Completou-se o ciclo

"Consummatum est"! Graças à decisão soberana dos brasileiros, completou-se o ciclo civilizatório implícito na Constituição de 1988. Ela estabeleceu direitos e garantias individuais que a comparam muito bem com as melhores do mundo e definiu a forma de organização social, jurídica e econômica que os brasileiros queriam para si. Como se diz no seu preâmbulo, "Nós, representantes do povo brasileiro, reunidos em Assembléia Nacional Constituinte para instituir um Estado democrático, destinado a assegurar o exercício dos direitos sociais e individuais, a liberdade, a segurança, o bem-estar, o desenvolvimento, a igualdade e a justiça como valores supremos de uma sociedade fraterna, pluralista e sem preconceitos, fundada na harmonia social e comprometida, na ordem interna e internacional, com a solução pacífica das controvérsias, promulgamos, sob a proteção de Deus, a seguinte Constituição da República Federativa do Brasil".

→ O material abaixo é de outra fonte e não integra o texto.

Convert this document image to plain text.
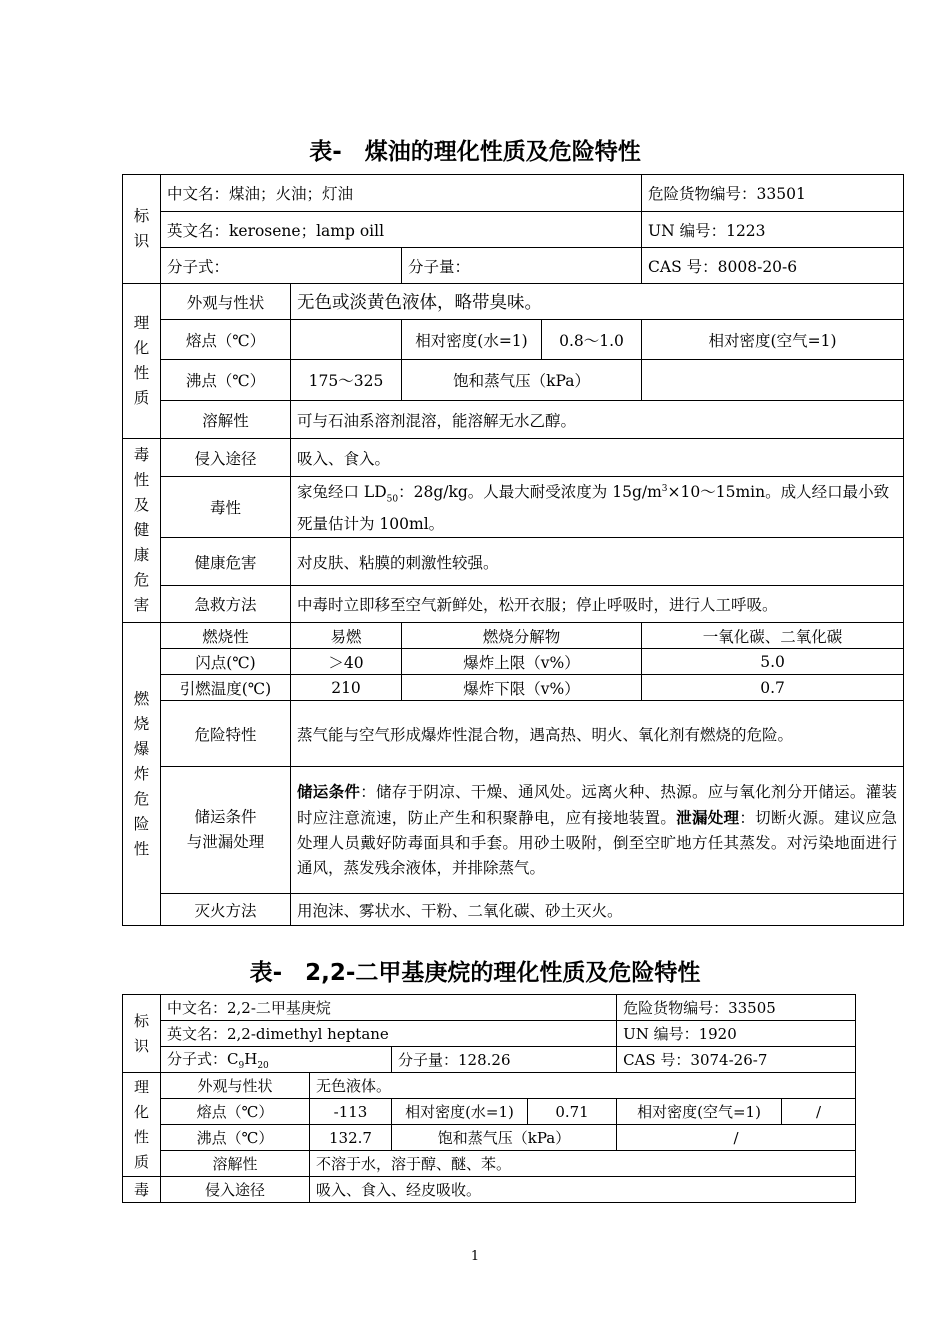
表-　煤油的理化性质及危险特性
标识	中文名：煤油；火油；灯油				危险货物编号：33501
	英文名：kerosene；lamp oill				UN 编号：1223
	分子式：		分子量：		CAS 号：8008-20-6
理化性质	外观与性状	无色或淡黄色液体，略带臭味。			
	熔点（℃）		相对密度(水=1)	0.8～1.0	相对密度(空气=1)
	沸点（℃）	175～325	饱和蒸气压（kPa）		
	溶解性	可与石油系溶剂混溶，能溶解无水乙醇。			
毒性及健康危害	侵入途径	吸入、食入。			
	毒性	家兔经口 $LD_{50}$：28g/kg。人最大耐受浓度为 $15g/m^3\times 10\sim 15\min$。成人经口最小致死量估计为 100ml。			
	健康危害	对皮肤、粘膜的刺激性较强。			
	急救方法	中毒时立即移至空气新鲜处，松开衣服；停止呼吸时，进行人工呼吸。			
燃烧爆炸危险性	燃烧性	易燃	燃烧分解物		一氧化碳、二氧化碳
	闪点(℃)	＞40	爆炸上限（v%）		5.0
	引燃温度(℃)	210	爆炸下限（v%）		0.7
	危险特性	蒸气能与空气形成爆炸性混合物，遇高热、明火、氧化剂有燃烧的危险。			
	储运条件
与泄漏处理	储运条件：储存于阴凉、干燥、通风处。远离火种、热源。应与氧化剂分开储运。灌装时应注意流速，防止产生和积聚静电，应有接地装置。泄漏处理：切断火源。建议应急处理人员戴好防毒面具和手套。用砂土吸附，倒至空旷地方任其蒸发。对污染地面进行通风，蒸发残余液体，并排除蒸气。			
	灭火方法	用泡沫、雾状水、干粉、二氧化碳、砂土灭火。			
表-　2,2-二甲基庚烷的理化性质及危险特性
标识	中文名：2,2-二甲基庚烷				危险货物编号：33505	
	英文名：2,2-dimethyl heptane				UN 编号：1920	
	分子式：$C_9H_{20}$		分子量：128.26		CAS 号：3074-26-7	
理化性质	外观与性状	无色液体。				
	熔点（℃）	-113	相对密度(水=1)	0.71	相对密度(空气=1)	/
	沸点（℃）	132.7	饱和蒸气压（kPa）		/	
	溶解性	不溶于水，溶于醇、醚、苯。				
毒	侵入途径	吸入、食入、经皮吸收。				
1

Por que o ciclo se completa agora? Porque, em 1988, o PT, um partido menor, radical e aguerrido, tinha dúvidas sobre essa ser a melhor forma de organização do país, e muitos dos seus representantes demoraram a assinar a Constituição. Nos últimos 14 anos, o PT foi mudando até metabolizar as diretrizes constitucionais. Elas impõem no campo econômico a compatibilização entre a eficiência alocativa do mercado, que exige a plena liberdade individual, mas que é de acomodação mais difícil com a "igualdade e a justiça". Essa compatibilização se faz através do processo eleitoral, das urnas. É por meio delas que a sociedade julga a qualidade da política econômica imposta pelo poder incumbente dos ângulos da eficiência alocativa do mercado (crescimento econômico), da liberdade individual e da redução das desigualdades. É o diálogo permanente entre o "mercado" e a "urna" que permite, no campo econômico, a construção de uma sociedade na qual os "valores supremos" da liberdade individual, do desenvolvimento e da igualdade vão-se compatibilizando.

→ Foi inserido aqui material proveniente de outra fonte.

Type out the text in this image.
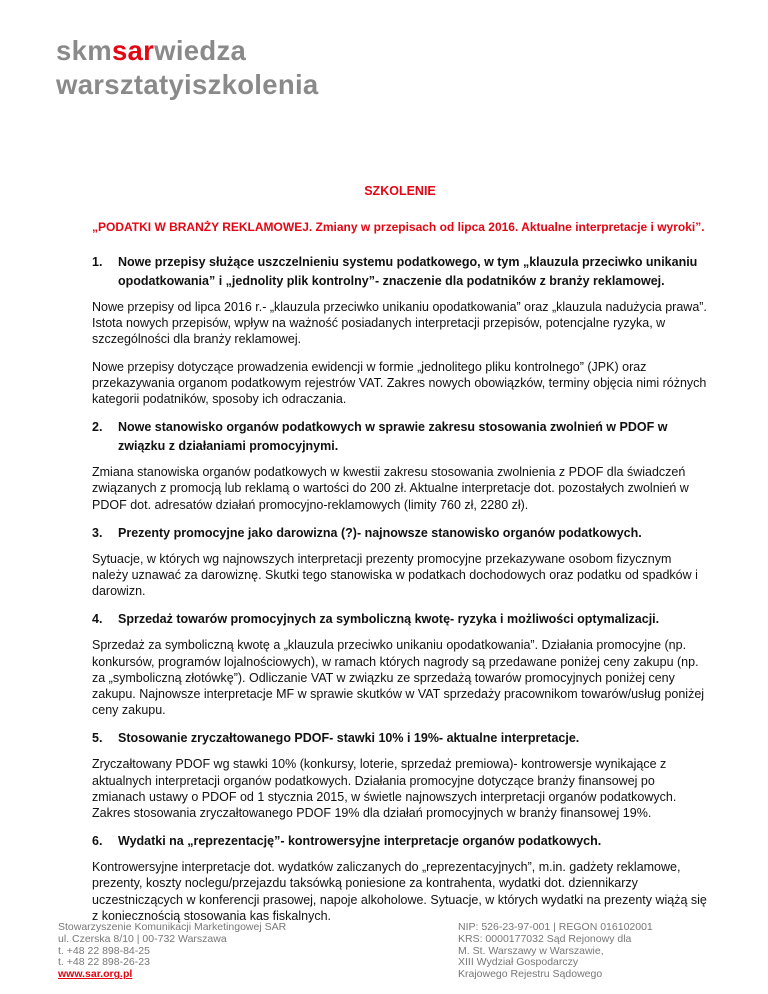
skmsarwiedza
warsztatyiszkolenia
SZKOLENIE
„PODATKI W BRANŻY REKLAMOWEJ. Zmiany w przepisach od lipca 2016. Aktualne interpretacje i wyroki”.
1.	Nowe przepisy służące uszczelnieniu systemu podatkowego, w tym „klauzula przeciwko unikaniu opodatkowania” i „jednolity plik kontrolny”- znaczenie dla podatników z branży reklamowej.

Nowe przepisy od lipca 2016 r.- „klauzula przeciwko unikaniu opodatkowania” oraz „klauzula nadużycia prawa”. Istota nowych przepisów, wpływ na ważność posiadanych interpretacji przepisów, potencjalne ryzyka, w szczególności dla branży reklamowej.

Nowe przepisy dotyczące prowadzenia ewidencji w formie „jednolitego pliku kontrolnego” (JPK) oraz przekazywania organom podatkowym rejestrów VAT. Zakres nowych obowiązków, terminy objęcia nimi różnych kategorii podatników, sposoby ich odraczania.

2.	Nowe stanowisko organów podatkowych w sprawie zakresu stosowania zwolnień w PDOF w związku z działaniami promocyjnymi.

Zmiana stanowiska organów podatkowych w kwestii zakresu stosowania zwolnienia z PDOF dla świadczeń związanych z promocją lub reklamą o wartości do 200 zł. Aktualne interpretacje dot. pozostałych zwolnień w PDOF dot. adresatów działań promocyjno-reklamowych (limity 760 zł, 2280 zł).

3.	Prezenty promocyjne jako darowizna (?)- najnowsze stanowisko organów podatkowych.

Sytuacje, w których wg najnowszych interpretacji prezenty promocyjne przekazywane osobom fizycznym należy uznawać za darowiznę. Skutki tego stanowiska w podatkach dochodowych oraz podatku od spadków i darowizn.

4.	Sprzedaż towarów promocyjnych za symboliczną kwotę- ryzyka i możliwości optymalizacji.

Sprzedaż za symboliczną kwotę a „klauzula przeciwko unikaniu opodatkowania”. Działania promocyjne (np. konkursów, programów lojalnościowych), w ramach których nagrody są przedawane poniżej ceny zakupu (np. za „symboliczną złotówkę”). Odliczanie VAT w związku ze sprzedażą towarów promocyjnych poniżej ceny zakupu. Najnowsze interpretacje MF w sprawie skutków w VAT sprzedaży pracownikom towarów/usług poniżej ceny zakupu.

5.	Stosowanie zryczałtowanego PDOF- stawki 10% i 19%- aktualne interpretacje.

Zryczałtowany PDOF wg stawki 10% (konkursy, loterie, sprzedaż premiowa)- kontrowersje wynikające z aktualnych interpretacji organów podatkowych. Działania promocyjne dotyczące branży finansowej po zmianach ustawy o PDOF od 1 stycznia 2015, w świetle najnowszych interpretacji organów podatkowych. Zakres stosowania zryczałtowanego PDOF 19% dla działań promocyjnych w branży finansowej 19%.

6.	Wydatki na „reprezentację”- kontrowersyjne interpretacje organów podatkowych.

Kontrowersyjne interpretacje dot. wydatków zaliczanych do „reprezentacyjnych”, m.in. gadżety reklamowe, prezenty, koszty noclegu/przejazdu taksówką poniesione za kontrahenta, wydatki dot. dziennikarzy uczestniczących w konferencji prasowej, napoje alkoholowe. Sytuacje, w których wydatki na prezenty wiążą się z koniecznością stosowania kas fiskalnych.

Stowarzyszenie Komunikacji Marketingowej SAR
ul. Czerska 8/10 | 00-732 Warszawa
t. +48 22 898-84-25
t. +48 22 898-26-23
www.sar.org.pl
NIP: 526-23-97-001 | REGON 016102001
KRS: 0000177032 Sąd Rejonowy dla
M. St. Warszawy w Warszawie,
XIII Wydział Gospodarczy
Krajowego Rejestru Sądowego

Uma das vantagens do PT é nunca ter sido infectado pela "sólida e democrática" mentalidade do PCB e ter guardado razoável distância dos ideólogos marxistas que assustavam o velho Karl. Foi isso que permitiu a formulação do seu novo programa (que tenho chamado de "Carta de Ribeirão Preto"), completamente expurgado dos preconceitos contra a propriedade privada (base do mercado e da liberdade), contra o processo competitivo e contra o respeito aos contratos. Nada mais de "rupturas românticas" com o passado para construir um Brasil novo (e um brasileiro novo!), rupturas que fizeram a desgraça de dois terços da humanidade dominada pelas "democracias populares".
Com a mudança de seu programa, o PT aceitou integrar o corpo político nacional. A sua vitória nas urnas gera, assim, a enorme esperança de que completemos o ciclo definitivo da democracia "pluralista" definida na Constituição de 1988.


Antonio Delfim Netto escreve às quartas-feiras nesta coluna.